When the earthquake-rattled people of Christchurch were in need, Suresh Patel stepped up.
Mr Patel, who runs the P&P dairy in the suburb of Hoon Hay, became provider, though not immune himself to the effects of the destructive 7.1-magnitude quake that hit Canterbury on September 4.
He was still in shock from the early-morning shake when he arrived to check the damage in his dairy.
Frightened locals, left without power and water, were queuing in need of essential items.
Many businesses were unable to open that day, but Mr Patel threw open the doors of his shop and let people take what they needed - whether or not they had money to pay for it.
The eftpos system was not working and many people did not have cash.
"I told them, 'Take it, take whatever you need - milk, batteries, water, spaghetti," Mr Patel said.
"We just weren't worried. It doesn't matter if they don't pay, because money is not everything.
"Just helping each other was the important thing."

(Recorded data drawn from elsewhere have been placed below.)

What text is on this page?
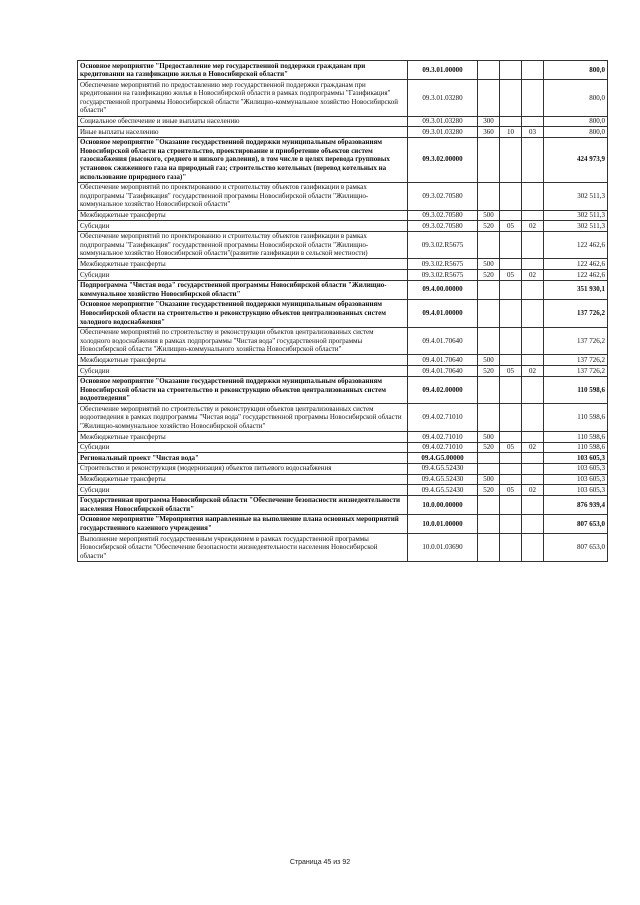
Основное мероприятие "Предоставление мер государственной поддержки гражданам при кредитовании на газификацию жилья в Новосибирской области"	09.3.01.00000				800,0
Обеспечение мероприятий по предоставлению мер государственной поддержки гражданам при кредитовании на газификацию жилья в Новосибирской области в рамках подпрограммы "Газификация" государственной программы Новосибирской области "Жилищно-коммунальное хозяйство Новосибирской области"	09.3.01.03280				800,0
Социальное обеспечение и иные выплаты населению	09.3.01.03280	300			800,0
Иные выплаты населению	09.3.01.03280	360	10	03	800,0
Основное мероприятие "Оказание государственной поддержки муниципальным образованиям Новосибирской области на строительство, проектирование и приобретение объектов систем газоснабжения (высокого, среднего и низкого давления), в том числе в целях перевода групповых установок сжиженного газа на природный газ; строительство котельных (перевод котельных на использование природного газа)"	09.3.02.00000				424 973,9
Обеспечение мероприятий по проектированию и строительству объектов газификации в рамках подпрограммы "Газификация" государственной программы Новосибирской области "Жилищно-коммунальное хозяйство Новосибирской области"	09.3.02.70580				302 511,3
Межбюджетные трансферты	09.3.02.70580	500			302 511,3
Субсидии	09.3.02.70580	520	05	02	302 511,3
Обеспечение мероприятий по проектированию и строительству объектов газификации в рамках подпрограммы "Газификация" государственной программы Новосибирской области "Жилищно-коммунальное хозяйство Новосибирской области"(развитие газификации в сельской местности)	09.3.02.R5675				122 462,6
Межбюджетные трансферты	09.3.02.R5675	500			122 462,6
Субсидии	09.3.02.R5675	520	05	02	122 462,6
Подпрограмма "Чистая вода" государственной программы Новосибирской области "Жилищно-коммунальное хозяйство Новосибирской области"	09.4.00.00000				351 930,1
Основное мероприятие "Оказание государственной поддержки муниципальным образованиям Новосибирской области на строительство и реконструкцию объектов централизованных систем холодного водоснабжения"	09.4.01.00000				137 726,2
Обеспечение мероприятий по строительству и реконструкции объектов централизованных систем холодного водоснабжения в рамках подпрограммы "Чистая вода" государственной программы Новосибирской области "Жилищно-коммунального хозяйства Новосибирской области"	09.4.01.70640				137 726,2
Межбюджетные трансферты	09.4.01.70640	500			137 726,2
Субсидии	09.4.01.70640	520	05	02	137 726,2
Основное мероприятие "Оказание государственной поддержки муниципальным образованиям Новосибирской области на строительство и реконструкцию объектов централизованных систем водоотведения"	09.4.02.00000				110 598,6
Обеспечение мероприятий по строительству и реконструкции объектов централизованных систем водоотведения в рамках подпрограммы "Чистая вода" государственной программы Новосибирской области "Жилищно-коммунальное хозяйство Новосибирской области"	09.4.02.71010				110 598,6
Межбюджетные трансферты	09.4.02.71010	500			110 598,6
Субсидии	09.4.02.71010	520	05	02	110 598,6
Региональный проект "Чистая вода"	09.4.G5.00000				103 605,3
Строительство и реконструкция (модернизация) объектов питьевого водоснабжения	09.4.G5.52430				103 605,3
Межбюджетные трансферты	09.4.G5.52430	500			103 605,3
Субсидии	09.4.G5.52430	520	05	02	103 605,3
Государственная программа Новосибирской области "Обеспечение безопасности жизнедеятельности населения Новосибирской области"	10.0.00.00000				876 939,4
Основное мероприятие "Мероприятия направленные на выполнение плана основных мероприятий государственного казенного учреждения"	10.0.01.00000				807 653,0
Выполнение мероприятий государственным учреждением в рамках государственной программы Новосибирской области "Обеспечение безопасности жизнедеятельности населения Новосибирской области"	10.0.01.03690				807 653,0
Страница 45 из 92
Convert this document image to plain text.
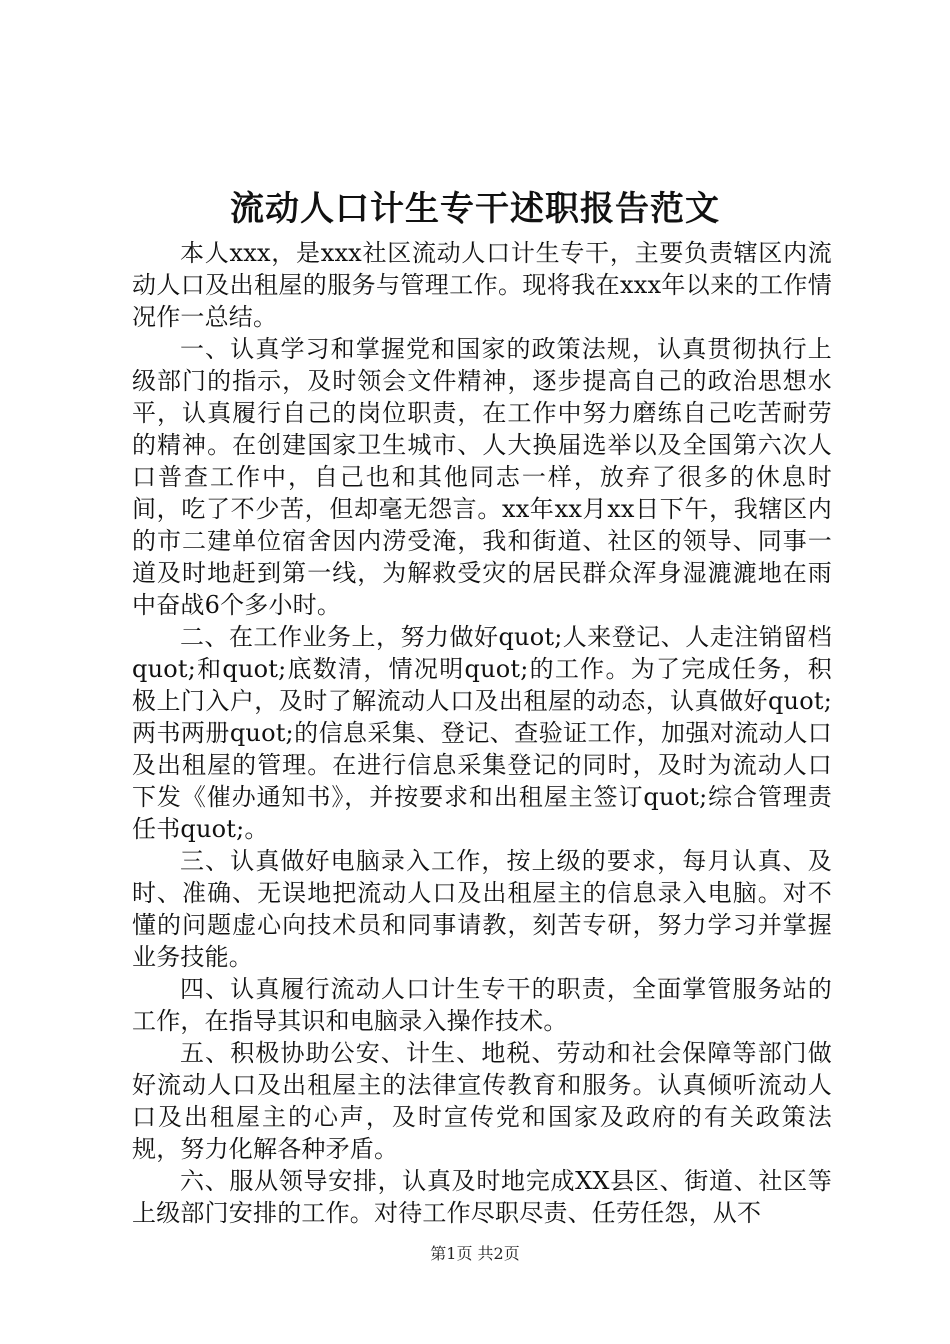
流动人口计生专干述职报告范文

本人xxx，是xxx社区流动人口计生专干，主要负责辖区内流动人口及出租屋的服务与管理工作。现将我在xxx年以来的工作情况作一总结。

一、认真学习和掌握党和国家的政策法规，认真贯彻执行上级部门的指示，及时领会文件精神，逐步提高自己的政治思想水平，认真履行自己的岗位职责，在工作中努力磨练自己吃苦耐劳的精神。在创建国家卫生城市、人大换届选举以及全国第六次人口普查工作中，自己也和其他同志一样，放弃了很多的休息时间，吃了不少苦，但却毫无怨言。xx年xx月xx日下午，我辖区内的市二建单位宿舍因内涝受淹，我和街道、社区的领导、同事一道及时地赶到第一线，为解救受灾的居民群众浑身湿漉漉地在雨中奋战6个多小时。

二、在工作业务上，努力做好quot;人来登记、人走注销留档quot;和quot;底数清，情况明quot;的工作。为了完成任务，积极上门入户，及时了解流动人口及出租屋的动态，认真做好quot;两书两册quot;的信息采集、登记、查验证工作，加强对流动人口及出租屋的管理。在进行信息采集登记的同时，及时为流动人口下发《催办通知书》，并按要求和出租屋主签订quot;综合管理责任书quot;。

三、认真做好电脑录入工作，按上级的要求，每月认真、及时、准确、无误地把流动人口及出租屋主的信息录入电脑。对不懂的问题虚心向技术员和同事请教，刻苦专研，努力学习并掌握业务技能。

四、认真履行流动人口计生专干的职责，全面掌管服务站的工作，在指导其识和电脑录入操作技术。

五、积极协助公安、计生、地税、劳动和社会保障等部门做好流动人口及出租屋主的法律宣传教育和服务。认真倾听流动人口及出租屋主的心声，及时宣传党和国家及政府的有关政策法规，努力化解各种矛盾。

六、服从领导安排，认真及时地完成XX县区、街道、社区等上级部门安排的工作。对待工作尽职尽责、任劳任怨，从不

第1页 共2页
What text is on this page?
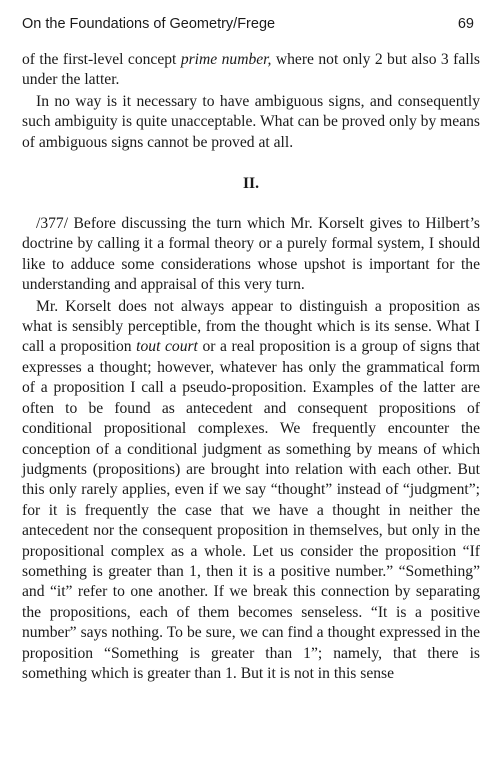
On the Foundations of Geometry/Frege	69

of the first-level concept prime number, where not only 2 but also 3 falls under the latter.

In no way is it necessary to have ambiguous signs, and consequently such ambiguity is quite unacceptable. What can be proved only by means of ambiguous signs cannot be proved at all.

II.

/377/ Before discussing the turn which Mr. Korselt gives to Hilbert’s doctrine by calling it a formal theory or a purely formal system, I should like to adduce some considerations whose upshot is important for the understanding and appraisal of this very turn.

Mr. Korselt does not always appear to distinguish a proposition as what is sensibly perceptible, from the thought which is its sense. What I call a proposition tout court or a real proposition is a group of signs that expresses a thought; however, whatever has only the grammatical form of a proposition I call a pseudo-proposition. Examples of the latter are often to be found as antecedent and consequent propositions of conditional propositional complexes. We frequently encounter the conception of a conditional judgment as something by means of which judgments (propositions) are brought into relation with each other. But this only rarely applies, even if we say “thought” instead of “judgment”; for it is frequently the case that we have a thought in neither the antecedent nor the consequent proposition in themselves, but only in the propositional complex as a whole. Let us consider the proposition “If something is greater than 1, then it is a positive number.” “Something” and “it” refer to one another. If we break this connection by separating the propositions, each of them becomes senseless. “It is a positive number” says nothing. To be sure, we can find a thought expressed in the proposition “Something is greater than 1”; namely, that there is something which is greater than 1. But it is not in this sense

Mr Patel considered it his duty to supply the neighbourhood with the things they needed, and kept restocking his shelves in the days after the quake even if he had to sell items below cost.
He struggled to sleep at night as the aftershocks continued and he spent nights in a van parked in his driveway
Mr Patel also gave more than 100 litres of milk to emergency shelters.
Christchurch Mayor Bob Parker said Mr Patel's generosity was a "splendid example of how the people moved to support each other in a really difficult time".
It was Mr Patel's contribution, with those of others, that made such a difficult time also one of Christchurch's most inspiring periods, Mr Parker said.
Mr Patel was overwhelmed by the response to his generosity. Many people had sent money in support.
He pledged to donate that money to charity. "Just blessings are enough."